Desafios e próximos passos

O projeto teve seus desafios, sendo a pandemia de COVID-19 o mais significativo. A maior parte do trabalho presencial planeado teve de ser cancelado durante o segundo ano do projeto e os colaboradores tiveram de encontrar novas formas de trabalhar uns com os outros. Felizmente, a equipa já tinha construído relações sólidas durante o trabalho de campo em 2019 e conseguiu partir daí para a realização de “workshops de diálogo” online com diferentes grupos de comunidades, particularmente no Peru; um esforço liderado pelo co-PI Krister Andersson e pela estudante de doutorado Adriana Molina Garzon (Universidade do Colorado). No entanto, Brondizio disse que “foi um grande desafio manter alguns dos objetivos iniciais do projeto”, por vários motivos. Muitos participantes enfrentaram desafios de acesso à Internet e conectividade, e a “energia de estar na mesma sala”, como De Castro chamou, obviamente faltou.

Porém, talvez de forma mais saliente, a maioria das comunidades enfrentou situações pessoais, políticas e económicas difíceis durante esse período, “por isso concentraram a sua atenção noutro lugar, na medida em que estavam em modo de sobrevivência, concentrando-se na sua saúde e nos seus meios de subsistência”, disse De Castro. Este contexto também destacou a 'linha tênue' que os investigadores participativos muitas vezes navegam, onde estão intimamente envolvidos com as comunidades “e tentando levar as suas vozes a um público mais vasto”, disse Brondizio, “mas ao mesmo tempo a equipa de investigação é limitada em termos das intervenções que podemos fazer no terreno.”
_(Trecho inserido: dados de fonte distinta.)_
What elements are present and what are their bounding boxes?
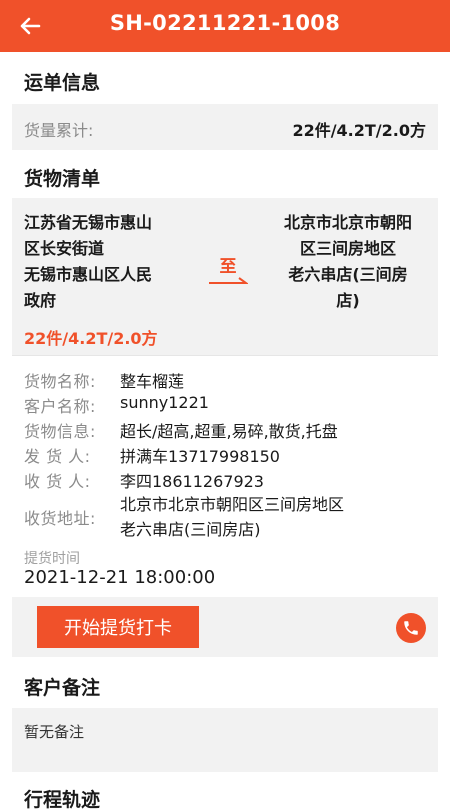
origin-line: 区长安街道 <box>24 239 105 258</box>
remarks-section-title: 客户备注 <box>24 677 101 699</box>
customer-name-value: sunny1221 <box>120 393 209 412</box>
phone-icon <box>404 621 418 635</box>
cargo-name-label: 货物名称: <box>24 372 96 391</box>
route-direction: 至 <box>208 252 248 285</box>
cargo-info-value: 超长/超高,超重,易碎,散货,托盘 <box>120 422 338 441</box>
shipper-label: 发 货 人: <box>24 447 91 466</box>
waybill-section-title: 运单信息 <box>24 72 101 94</box>
call-button[interactable] <box>396 613 426 643</box>
top-bar: SH-02211221-1008 <box>0 0 450 52</box>
shipper-value[interactable]: 拼满车13717998150 <box>120 443 280 467</box>
remarks-text: 暂无备注 <box>24 723 85 741</box>
route-arrow-icon <box>209 277 248 284</box>
cargo-info-label: 货物信息: <box>24 422 96 441</box>
dest-line: 区三间房地区 <box>299 239 396 258</box>
route-card: 江苏省无锡市惠山 区长安街道 无锡市惠山区人民 政府 至 北京市北京市朝阳 区三… <box>12 198 438 355</box>
origin-address: 江苏省无锡市惠山 区长安街道 无锡市惠山区人民 政府 <box>24 210 194 314</box>
receiver-label: 收 货 人: <box>24 472 91 491</box>
trip-track-section-title: 行程轨迹 <box>24 789 101 811</box>
to-label: 至 <box>219 257 237 277</box>
cargo-name-value: 整车榴莲 <box>120 372 185 391</box>
receiver-value[interactable]: 李四18611267923 <box>120 468 264 492</box>
address-line: 北京市北京市朝阳区三间房地区 <box>120 495 345 514</box>
cargo-list-section-title: 货物清单 <box>24 168 101 190</box>
waybill-total-row: 货量累计: 22件/4.2T/2.0方 <box>12 104 438 150</box>
total-value: 22件/4.2T/2.0方 <box>292 121 426 140</box>
origin-line: 江苏省无锡市惠山 <box>24 213 153 232</box>
dest-line: 老六串店(三间房 <box>288 265 408 284</box>
dest-line: 北京市北京市朝阳 <box>283 213 412 232</box>
total-label: 货量累计: <box>24 121 94 140</box>
address-line: 老六串店(三间房店) <box>120 520 261 539</box>
start-pickup-button[interactable]: 开始提货打卡 <box>37 606 199 648</box>
customer-name-label: 客户名称: <box>24 397 96 416</box>
page-title: SH-02211221-1008 <box>109 11 341 35</box>
pickup-time-value: 2021-12-21 18:00:00 <box>24 567 216 588</box>
dest-line: 店) <box>336 291 360 310</box>
remarks-box: 暂无备注 <box>12 708 438 772</box>
origin-line: 政府 <box>24 291 57 310</box>
address-label: 收货地址: <box>24 509 96 528</box>
pickup-time-label: 提货时间 <box>24 551 80 567</box>
address-value: 北京市北京市朝阳区三间房地区 老六串店(三间房店) <box>120 492 344 542</box>
cargo-summary: 22件/4.2T/2.0方 <box>24 329 158 348</box>
divider <box>12 355 438 356</box>
destination-address: 北京市北京市朝阳 区三间房地区 老六串店(三间房 店) <box>264 210 432 314</box>
origin-line: 无锡市惠山区人民 <box>24 265 153 284</box>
Olhando para o futuro, a equipa está a trabalhar para atrair mais atenção política, pública e mediática para as iniciativas, e para prosseguir uma nova vertente do projecto chamada 'Ligações', que se concentra em como o conhecimento indígena e local pode servir o desenvolvimento de uma sociedade inclusiva. bioeconomia para produtos florestais e agroflorestais e pesca em várzea na Amazônia. Numa perspectiva mais ampla, o projecto colaborativo também inclui produtores, associações e cooperativas que trabalham em conjunto para compreender como superar barreiras e promover a agregação de valor perto dos produtores, gerando rendimento, emprego e apoiando paisagens multifuncionais para um futuro vibrante e sustentável – particularmente para jovens locais como Gabriel.